On the other hand one may do nifty things with find & cpio. In fact it's a more UNIX-like approach: Why include directory tree search into cpio if there's already a tool that takes care of almost all one can think of: find. Things that come to mind are only backing up files newer than a certain date, restricting the files to those residing in the same filesystem or filtering the find-output with grep -v
to exclude certain files...
The people of GNU tar spent a lot of work to include a lot of those things that were previously only possible with cpio. In fact both tools learned from each other - but only cpio may read the format of tar - not the other way around.
tar and output processing
One last note to something you said:
Also I was told TAR cannot compress from STDOUT. I want to archive / compress ZFS snapshots for backups. I was wondering if I could combine CPIO with bzip2 to get this effect.
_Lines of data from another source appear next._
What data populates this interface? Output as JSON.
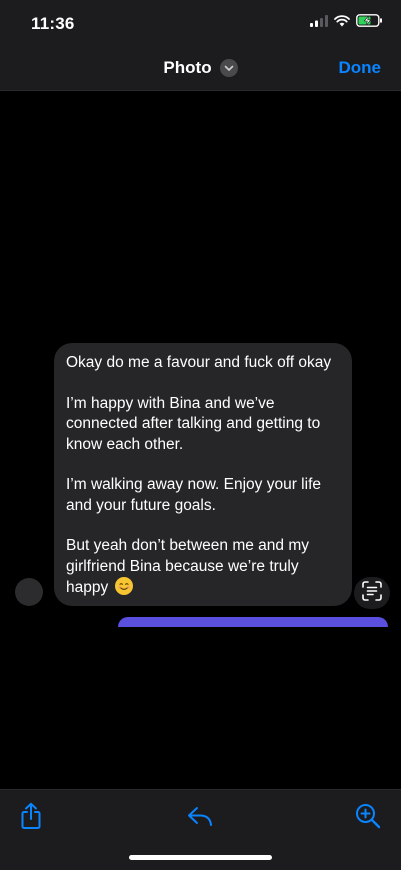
{
  "status_bar": {
    "time": "11:36",
    "icons": [
      "cellular-signal-icon",
      "wifi-icon",
      "battery-charging-icon"
    ]
  },
  "nav": {
    "title": "Photo",
    "title_menu_icon": "chevron-down-icon",
    "done_label": "Done"
  },
  "message": {
    "paragraphs": [
      "Okay do me a favour and fuck off okay",
      "I’m happy with Bina and we’ve connected after talking and getting to know each other.",
      "I’m walking away now. Enjoy your life and your future goals.",
      "But yeah don’t between me and my girlfriend Bina because we’re truly happy"
    ],
    "trailing_emoji": "smiling-face-emoji",
    "bubble_color": "#262628",
    "next_bubble_color": "#5b4fe0"
  },
  "toolbar": {
    "share_icon": "share-icon",
    "reply_icon": "reply-icon",
    "zoom_icon": "zoom-in-icon"
  },
  "colors": {
    "accent": "#0a84ff",
    "background": "#000000",
    "bar": "#1c1c1e"
  }
}
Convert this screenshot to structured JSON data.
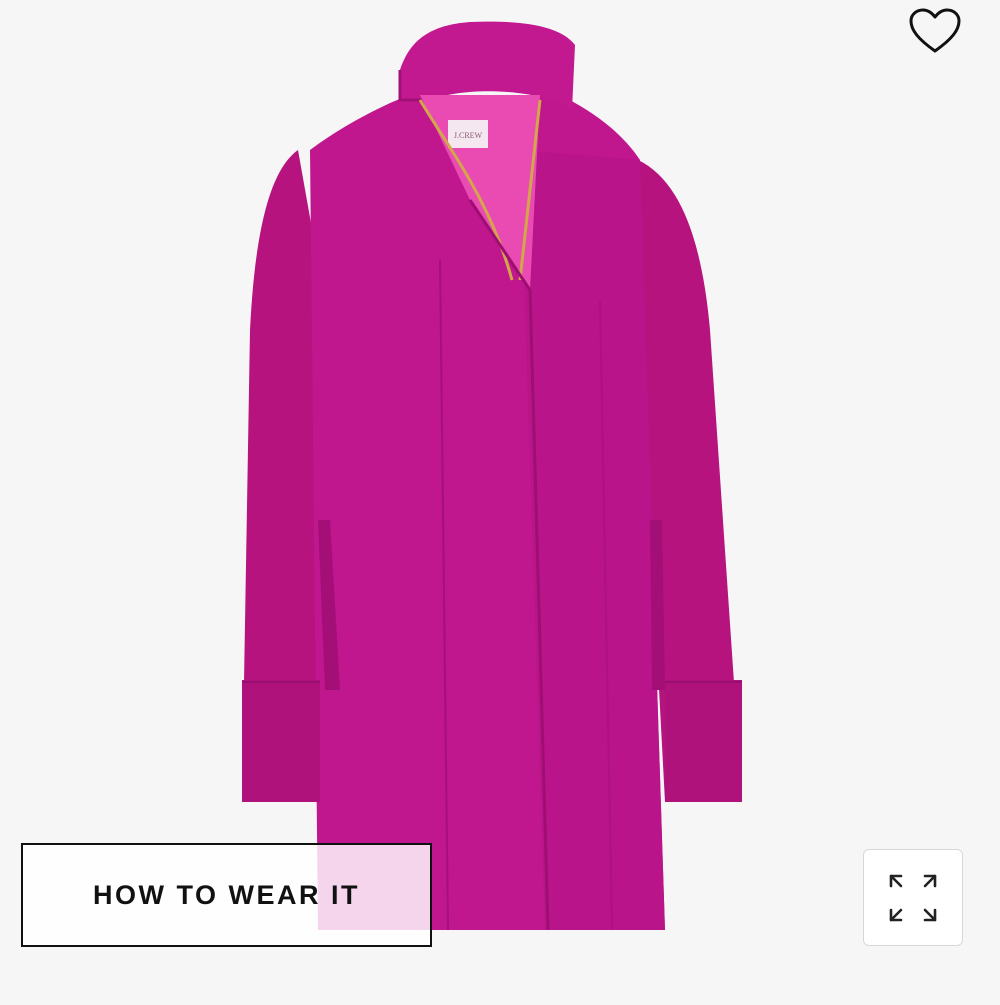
{
  "product": {
    "image_subject": "pink wool coat",
    "label_text": "J.CREW"
  },
  "actions": {
    "favorite_icon": "heart-outline-icon",
    "how_to_wear_label": "HOW TO WEAR IT",
    "expand_icon": "expand-arrows-icon"
  },
  "colors": {
    "background": "#f6f6f6",
    "coat": "#c0168e",
    "button_border": "#111111"
  }
}
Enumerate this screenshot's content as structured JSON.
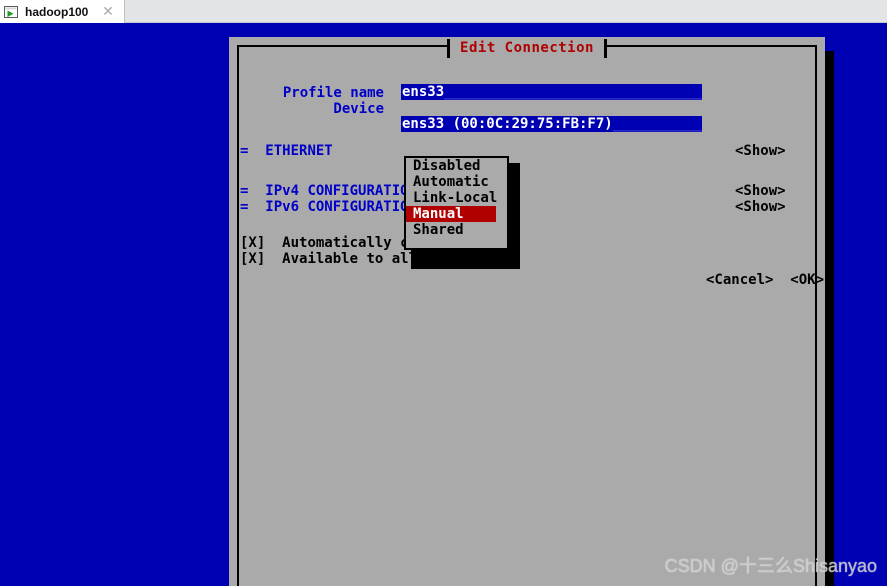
{
  "window": {
    "tab_title": "hadoop100",
    "tab_icon": "terminal-play-icon",
    "close_icon": "✕"
  },
  "dialog": {
    "title": "Edit Connection",
    "fields": [
      {
        "label": "Profile name",
        "value": "ens33"
      },
      {
        "label": "Device",
        "value": "ens33 (00:0C:29:75:FB:F7)"
      }
    ],
    "sections": [
      {
        "marker": "=",
        "label": "ETHERNET",
        "action": "<Show>"
      },
      {
        "marker": "=",
        "label": "IPv4 CONFIGURATION",
        "action": "<Show>"
      },
      {
        "marker": "=",
        "label": "IPv6 CONFIGURATION",
        "action": "<Show>"
      }
    ],
    "checkboxes": [
      {
        "state": "[X]",
        "label": "Automatically co"
      },
      {
        "state": "[X]",
        "label": "Available to all"
      }
    ],
    "buttons": {
      "cancel": "<Cancel>",
      "ok": "<OK>"
    }
  },
  "dropdown": {
    "items": [
      {
        "label": "Disabled",
        "selected": false
      },
      {
        "label": "Automatic",
        "selected": false
      },
      {
        "label": "Link-Local",
        "selected": false
      },
      {
        "label": "Manual",
        "selected": true
      },
      {
        "label": "Shared",
        "selected": false
      }
    ]
  },
  "watermark": {
    "text": "CSDN @十三么Shisanyao"
  },
  "colors": {
    "terminal_bg": "#0000b3",
    "dialog_bg": "#aaaaaa",
    "title_fg": "#b00000",
    "label_fg": "#0000c8",
    "field_bg": "#0000b3",
    "selection_bg": "#b00000"
  }
}
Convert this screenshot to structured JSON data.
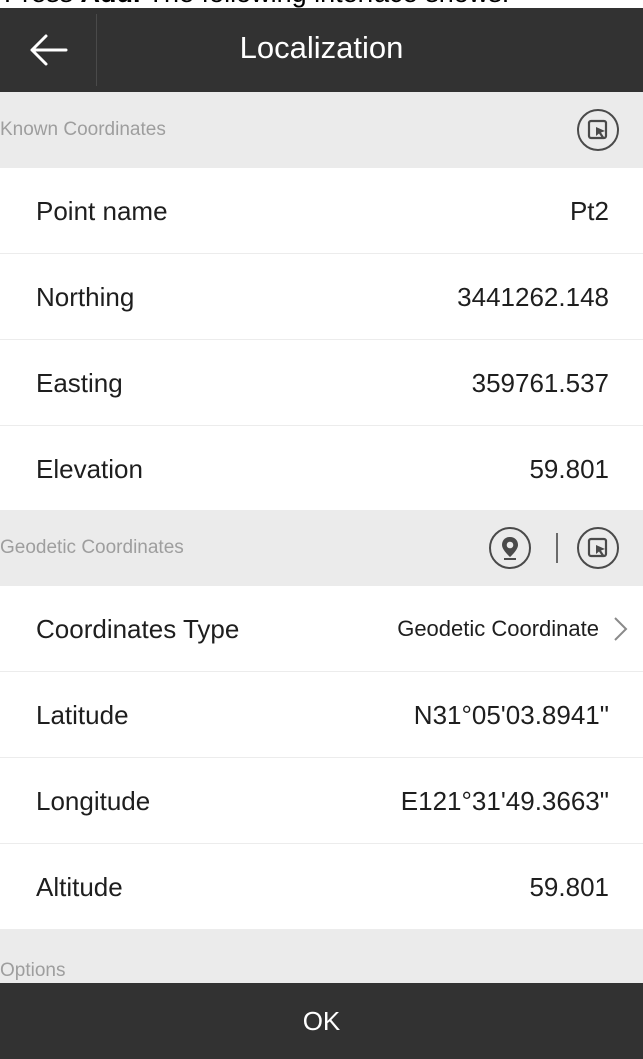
{
  "caption": {
    "bold": "Add.",
    "rest": " The following interface shows:",
    "prefix": "Press "
  },
  "header": {
    "title": "Localization",
    "back_icon": "arrow-left-icon"
  },
  "known": {
    "section_label": "Known Coordinates",
    "rows": [
      {
        "label": "Point name",
        "value": "Pt2"
      },
      {
        "label": "Northing",
        "value": "3441262.148"
      },
      {
        "label": "Easting",
        "value": "359761.537"
      },
      {
        "label": "Elevation",
        "value": "59.801"
      }
    ]
  },
  "geodetic": {
    "section_label": "Geodetic Coordinates",
    "coord_type": {
      "label": "Coordinates Type",
      "value": "Geodetic Coordinate"
    },
    "rows": [
      {
        "label": "Latitude",
        "value": "N31°05'03.8941\""
      },
      {
        "label": "Longitude",
        "value": "E121°31'49.3663\""
      },
      {
        "label": "Altitude",
        "value": "59.801"
      }
    ]
  },
  "options": {
    "section_label": "Options"
  },
  "footer": {
    "ok_label": "OK"
  },
  "colors": {
    "header_bg": "#323232",
    "section_bg": "#ebebeb",
    "section_text": "#9e9e9e"
  }
}
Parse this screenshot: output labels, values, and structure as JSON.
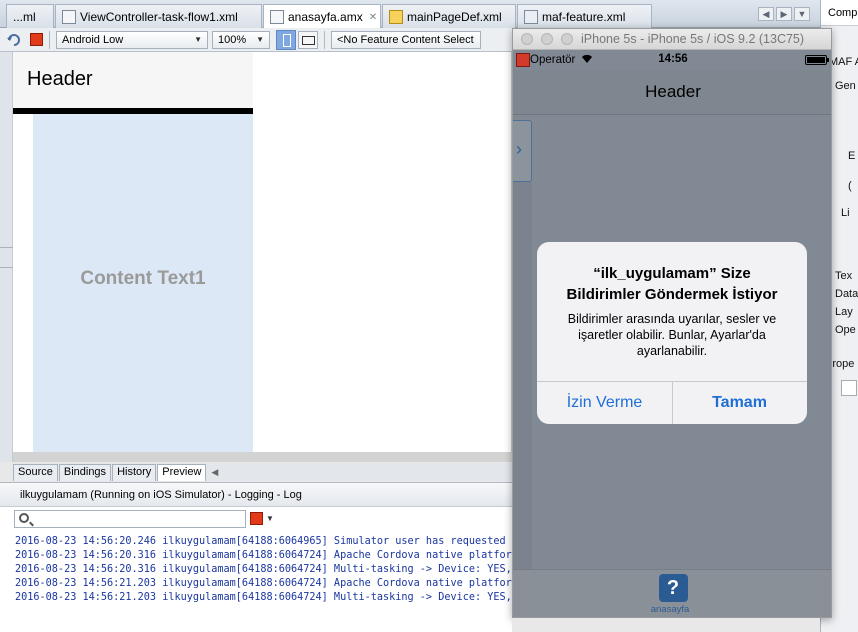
{
  "editor_tabs": [
    {
      "label": "...ml"
    },
    {
      "label": "ViewController-task-flow1.xml"
    },
    {
      "label": "anasayfa.amx"
    },
    {
      "label": "mainPageDef.xml"
    },
    {
      "label": "maf-feature.xml"
    }
  ],
  "right_panel": {
    "tab": "Comp",
    "lines": [
      "MAF A",
      "Gen",
      "E",
      "(",
      "Li",
      "Tex",
      "Data",
      "Lay",
      "Ope",
      "Prope"
    ]
  },
  "toolbar": {
    "device": "Android Low",
    "zoom": "100%",
    "feature": "<No Feature Content Select"
  },
  "design": {
    "header": "Header",
    "content_text": "Content Text1"
  },
  "bottom_tabs": [
    "Source",
    "Bindings",
    "History",
    "Preview"
  ],
  "log": {
    "title": "ilkuygulamam (Running on iOS Simulator) - Logging - Log",
    "lines": [
      "2016-08-23 14:56:20.246 ilkuygulamam[64188:6064965] Simulator user has requested new",
      "2016-08-23 14:56:20.316 ilkuygulamam[64188:6064724] Apache Cordova native platform v",
      "2016-08-23 14:56:20.316 ilkuygulamam[64188:6064724] Multi-tasking -> Device: YES, App",
      "2016-08-23 14:56:21.203 ilkuygulamam[64188:6064724] Apache Cordova native platform v",
      "2016-08-23 14:56:21.203 ilkuygulamam[64188:6064724] Multi-tasking -> Device: YES, App"
    ]
  },
  "simulator": {
    "window_title": "iPhone 5s - iPhone 5s / iOS 9.2 (13C75)",
    "carrier": "Operatör",
    "time": "14:56",
    "header": "Header",
    "tab_label": "anasayfa",
    "tab_glyph": "?",
    "alert": {
      "title_line1": "“ilk_uygulamam” Size",
      "title_line2": "Bildirimler Göndermek İstiyor",
      "message": "Bildirimler arasında uyarılar, sesler ve işaretler olabilir. Bunlar, Ayarlar'da ayarlanabilir.",
      "deny": "İzin Verme",
      "ok": "Tamam"
    }
  }
}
Well, every version of tar (GNU or not) may be used in a pipe. Just use a minus sign (-
) as archive name:
$ tar cvf - myfiles | bzip > myfiles.tar.bz
Also GNU tar offers the option --to-command
to specify a postprocessor command - although I'd still prefer the pipe. Maybe it's of use when writing to certain hardware devices.
Both tar
and cpio
have a single purpose: concatenate many separate files to a single stream. They don't compress data. (These days tar
is more popular due to its relative simplicity – it can take input files as arguments instead of having to be coupled with find
as cpio
has.)
In your case, you do not need either of these tools; they would have no useful effect, because you don't have many separate files. zfs send
already did the same thing that tar
would have done. So you don't have any files, only a nameless stream.
To compress the snapshot, all you have to do is pipe the zfs
output through a compression program:
zfs send media/mypictures@20070607 | gzip -c > ~/backups/20070607.gz
gzip -dc ~/backups/20070607.gz | zfs receive media/mypictures@20070607
(You can substitute gzip
with xz
or bzip2
or any other stream-compression tool, if you want.)
tar and cpio have essentially the same function, which is to create a single contiguous file from an input of multiple files and directories. Originally this was to put the result onto tape, but these days it is generally used to feed into a compression utility as you have above. This is because compressing a single large file is both more time and space efficient than compressing lots of small files. You should note that many image formats (png, jpg etc) are already highly compressed, and may actually get a bit bigger if put through a compression utility.
Neither tar or cpio do any compression themselves. Tar has effectively "won" the "what shall we use to make aggregate files" war, but cpio gets a lookin in various places. I am not aware of any benefits of one over the other, tar wins through being more commonly used.
tar can indeed take input on stdin and output to stdout - which would then be piped into bzip2 like you have or something similar. If called with the "z" option, it will automatically invoke gzip on the output.